Your fat is not as insulating and is different in a few ways, like blubber is more vascularized (has more blood vessels).
Even in tropical waters, whales loose heat. Whales can overheat, and at least one species uses structures in it’s tongue to moderate temperature.
Edit to add, some whales are adapted to live in a fairly wide temperature rage, others are not. Here’s a neat table [Hypothermia Table](https://www.useakayak.org/references/hypothermia_table.html) that shows a person can get hypothermic in seemingly warm ,Over 26.5℃/80℉, water. But on land, where air does not absorb heat as quickly, and where you likely have clothes, you can survive more easily at a wide variety of temps.
I just ran this by my 5yo and they frowned and everything other than whales are big and people are small. And people have clothes, that was important.

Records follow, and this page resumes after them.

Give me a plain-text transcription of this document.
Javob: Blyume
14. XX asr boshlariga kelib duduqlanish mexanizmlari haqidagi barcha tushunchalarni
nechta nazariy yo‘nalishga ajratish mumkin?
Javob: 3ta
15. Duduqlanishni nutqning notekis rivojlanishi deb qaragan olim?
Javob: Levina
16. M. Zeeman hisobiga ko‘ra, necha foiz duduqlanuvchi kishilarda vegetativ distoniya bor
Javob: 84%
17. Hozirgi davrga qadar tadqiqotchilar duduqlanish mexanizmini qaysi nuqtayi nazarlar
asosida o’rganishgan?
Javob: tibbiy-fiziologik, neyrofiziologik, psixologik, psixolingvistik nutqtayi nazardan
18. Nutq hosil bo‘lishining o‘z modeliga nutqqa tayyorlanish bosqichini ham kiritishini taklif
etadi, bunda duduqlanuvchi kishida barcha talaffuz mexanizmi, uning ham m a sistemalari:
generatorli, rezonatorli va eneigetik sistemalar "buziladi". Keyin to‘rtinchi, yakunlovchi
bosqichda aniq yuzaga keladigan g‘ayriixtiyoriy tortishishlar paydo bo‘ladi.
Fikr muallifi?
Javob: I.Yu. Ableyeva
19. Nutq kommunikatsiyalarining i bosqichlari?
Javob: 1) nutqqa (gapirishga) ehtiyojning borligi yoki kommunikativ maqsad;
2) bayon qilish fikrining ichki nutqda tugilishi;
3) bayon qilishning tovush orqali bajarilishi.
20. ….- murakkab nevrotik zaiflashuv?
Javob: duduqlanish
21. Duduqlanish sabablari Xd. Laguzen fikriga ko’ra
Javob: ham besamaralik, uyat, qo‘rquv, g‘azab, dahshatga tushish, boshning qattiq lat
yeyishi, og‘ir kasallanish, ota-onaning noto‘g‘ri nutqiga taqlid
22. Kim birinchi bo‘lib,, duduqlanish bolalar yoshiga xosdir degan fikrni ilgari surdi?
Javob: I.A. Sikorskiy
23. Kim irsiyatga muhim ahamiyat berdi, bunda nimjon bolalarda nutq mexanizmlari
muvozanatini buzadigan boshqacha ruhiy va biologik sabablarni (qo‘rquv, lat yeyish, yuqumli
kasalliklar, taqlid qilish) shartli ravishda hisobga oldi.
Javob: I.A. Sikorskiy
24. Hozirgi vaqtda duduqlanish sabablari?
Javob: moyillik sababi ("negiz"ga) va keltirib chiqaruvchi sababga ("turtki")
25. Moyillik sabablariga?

Short answer: blubber is very different from human fat.
Long answer: The blubber of sea mammals is highly vascularized (has lots of blood vessels) compared to normal fat and is incredibly thick relative to the body size. It’s also made up of way more lipids than water comparatively. The vascularization allows the animal to regulate its temperature much more easily than a fat human would in tropical waters.
Blubber also almost entirely envelops the body of most sea mammals with the exception of extremities. It’s basically a fat suit surrounding the entire animal, where humans develop fat in deposits unevenly around the body, often times nowhere near the outer skin.